Welcome back, intrepid travelers. Last week, we began breaking down the magnum opus supplied to us by YouTube participant HelixSnake: namely, a 10-minute video containing 50 completely insane, Jacob's Ladderian glitches from the video game Skate 3. We got approximately two minutes and 17 seconds into the video before having to call it a day, so steel yourselves for Round 2. May god have mercy on our souls.
2:19: HE'S A WITCH
Is this some sort of Prototype-style video game couched in the guise of a skate-em-up? (I assume that's what the genre of skateboard-based video games is called. Skate-em-ups. Makes a lot of sense, in my opinion.) Do you have some sort of macabre and/or arcane abilities? Is this like the movie Jumper? (Note: no one has ever seen the movie Jumper, so this is a rhetorical question.)

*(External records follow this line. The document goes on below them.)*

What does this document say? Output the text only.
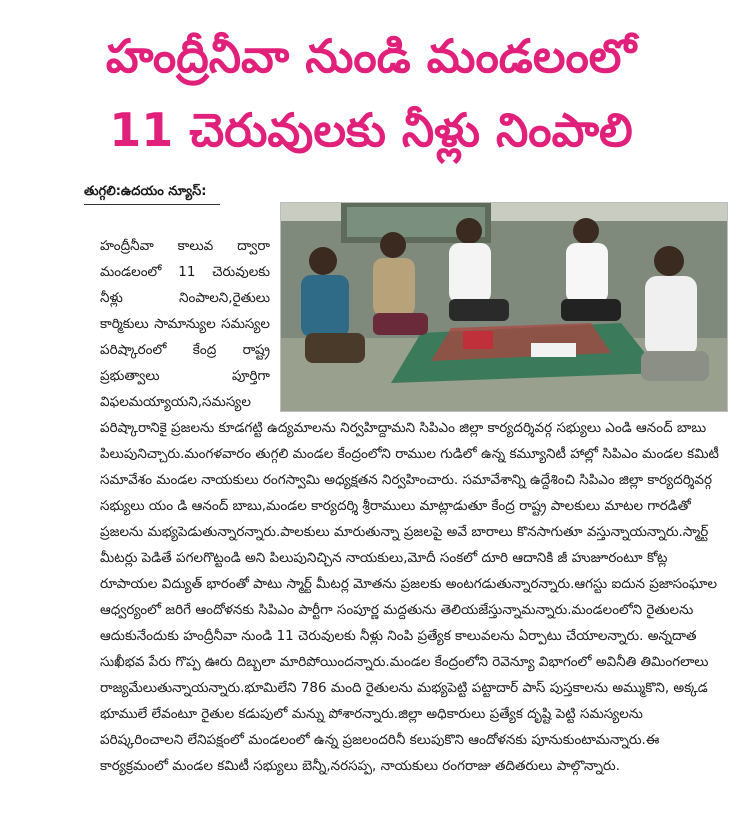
హంద్రీనీవా నుండి మండలంలో
11 చెరువులకు నీళ్లు నింపాలి
తుగ్గలి:ఉదయం న్యూస్:
హంద్రీనీవా కాలువ ద్వారా
మండలంలో 11 చెరువులకు
నీళ్లు నింపాలని,రైతులు
కార్మికులు సామాన్యుల సమస్యల
పరిష్కారంలో కేంద్ర రాష్ట్ర
ప్రభుత్వాలు పూర్తిగా
విఫలమయ్యాయని,సమస్యల
పరిష్కారానికై ప్రజలను కూడగట్టి ఉద్యమాలను నిర్వహిద్దామని సిపిఎం జిల్లా కార్యదర్శివర్గ సభ్యులు ఎండి ఆనంద్ బాబు
పిలుపునిచ్చారు.మంగళవారం తుగ్గలి మండల కేంద్రంలోని రాముల గుడిలో ఉన్న కమ్యూనిటీ హాల్లో సిపిఎం మండల కమిటీ
సమావేశం మండల నాయకులు రంగస్వామి అధ్యక్షతన నిర్వహించారు. సమావేశాన్ని ఉద్దేశించి సిపిఎం జిల్లా కార్యదర్శివర్గ
సభ్యులు యం డి ఆనంద్ బాబు,మండల కార్యదర్శి శ్రీరాములు మాట్లాడుతూ కేంద్ర రాష్ట్ర పాలకులు మాటల గారడితో
ప్రజలను మభ్యపెడుతున్నారన్నారు.పాలకులు మారుతున్నా ప్రజలపై అవే బారాలు కొనసాగుతూ వస్తున్నాయన్నారు.స్మార్ట్
మీటర్లు పెడితే పగలగొట్టండి అని పిలుపునిచ్చిన నాయకులు,మోదీ సంకలో దూరి ఆదానికి జీ హుజూరంటూ కోట్ల
రూపాయల విద్యుత్ భారంతో పాటు స్మార్ట్ మీటర్ల మోతను ప్రజలకు అంటగడుతున్నారన్నారు.ఆగస్టు ఐదున ప్రజాసంఘాల
ఆధ్వర్యంలో జరిగే ఆందోళనకు సిపిఎం పార్టీగా సంపూర్ణ మద్దతును తెలియజేస్తున్నామన్నారు.మండలంలోని రైతులను
ఆదుకునేందుకు హంద్రీనీవా నుండి 11 చెరువులకు నీళ్లు నింపి ప్రత్యేక కాలువలను ఏర్పాటు చేయాలన్నారు. అన్నదాత
సుఖీభవ పేరు గొప్ప ఊరు దిబ్బలా మారిపోయిందన్నారు.మండల కేంద్రంలోని రెవెన్యూ విభాగంలో అవినీతి తిమింగలాలు
రాజ్యమేలుతున్నాయన్నారు.భూమిలేని 786 మంది రైతులను మభ్యపెట్టి పట్టాదార్ పాస్ పుస్తకాలను అమ్ముకొని, అక్కడ
భూములే లేవంటూ రైతుల కడుపులో మన్ను పోశారన్నారు.జిల్లా అధికారులు ప్రత్యేక దృష్టి పెట్టి సమస్యలను
పరిష్కరించాలని లేనిపక్షంలో మండలంలో ఉన్న ప్రజలందరినీ కలుపుకొని ఆందోళనకు పూనుకుంటామన్నారు.ఈ
కార్యక్రమంలో మండల కమిటీ సభ్యులు బెన్నీ,నరసప్ప, నాయకులు రంగరాజు తదితరులు పాల్గొన్నారు.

(Also, when I referenced Prototype in the preceding paragraph, I may actually have been thinking of inFAMOUS. Because they're the exact same video game. You're not fooling anyone, Big Arcade.)
When I was young and terrified of all horror movies (even horror movie trailers), I used to stay up to watch "Saturday Night Live" and would have to leave the room if a commercial for a horror movie came on. Usually I could tell it was going to be a horror movie if a New Line Cinema logo came on the screen. Of course in retrospect, leaving the room probably made things worse, because then I was just sitting in a dark room hearing out-of-context spooky audio.
Anyway, one of those films that I was afraid of at the time and never actually got around to watching when I learned how to enjoy horror movies in earnest was The People Under the Stairs. I would leave the room and just hear the wacky audio of TV spots like this and be forced to imagine what the movie was about or what the monsters looked like or think "yeah maybe just don't go in that particular house?"
My point is that from 2:36 to 2:45 in this video is what I imagine The People Under the Stairs is like. If I'm incorrect, please never inform me of this.
This is why those yellow lines are at the boundaries of supermarket parking lots, people. Be smart; don't steal carts. (Attention supermarket companies: I will let you buy that slogan off of me for one million dollars US.)
Million to one shot, Doc. Million to one.
This is how Houdini died.
3:31: So far, this entire game (or what we've seen of it, anyway) feels like when you'd "play" Mouse Trap as a kid. By which I mean you'd just set up the titular mouse trap and just try to set it off like half a dozen times. But it almost never worked twice in a row perfectly. You'd always have to manipulate part of it by hand halfway through.
You've outlived your usefulness, man in the tub. I'm wise to your Rube Goldbergian ways.
I just can't stop thinking about this.
I love Alan Moore and all, but reading it from a contemporary perspective, Miracleman is kind of awful. [Ed. note: this fulfills Bill's esoteric comic book joke quota for the next two months.]
I'd make a Koko B. Ware joke, but I'm already in hot water with the higher-ups.
This is possibly the greatest recovery since Hugh Grant's career. That joke still plays, right?
4:25: This is by far -- by FAR -- the most I have laughed to this point in the video. The timing of it. Perfection. Also, dig the all-black tinted windows on that primer-gray uh ... car of some sort. And it slowly rolls by after making sure the skateboarder isn't moving. Seems to me like this was a targeted hit. In more ways than one!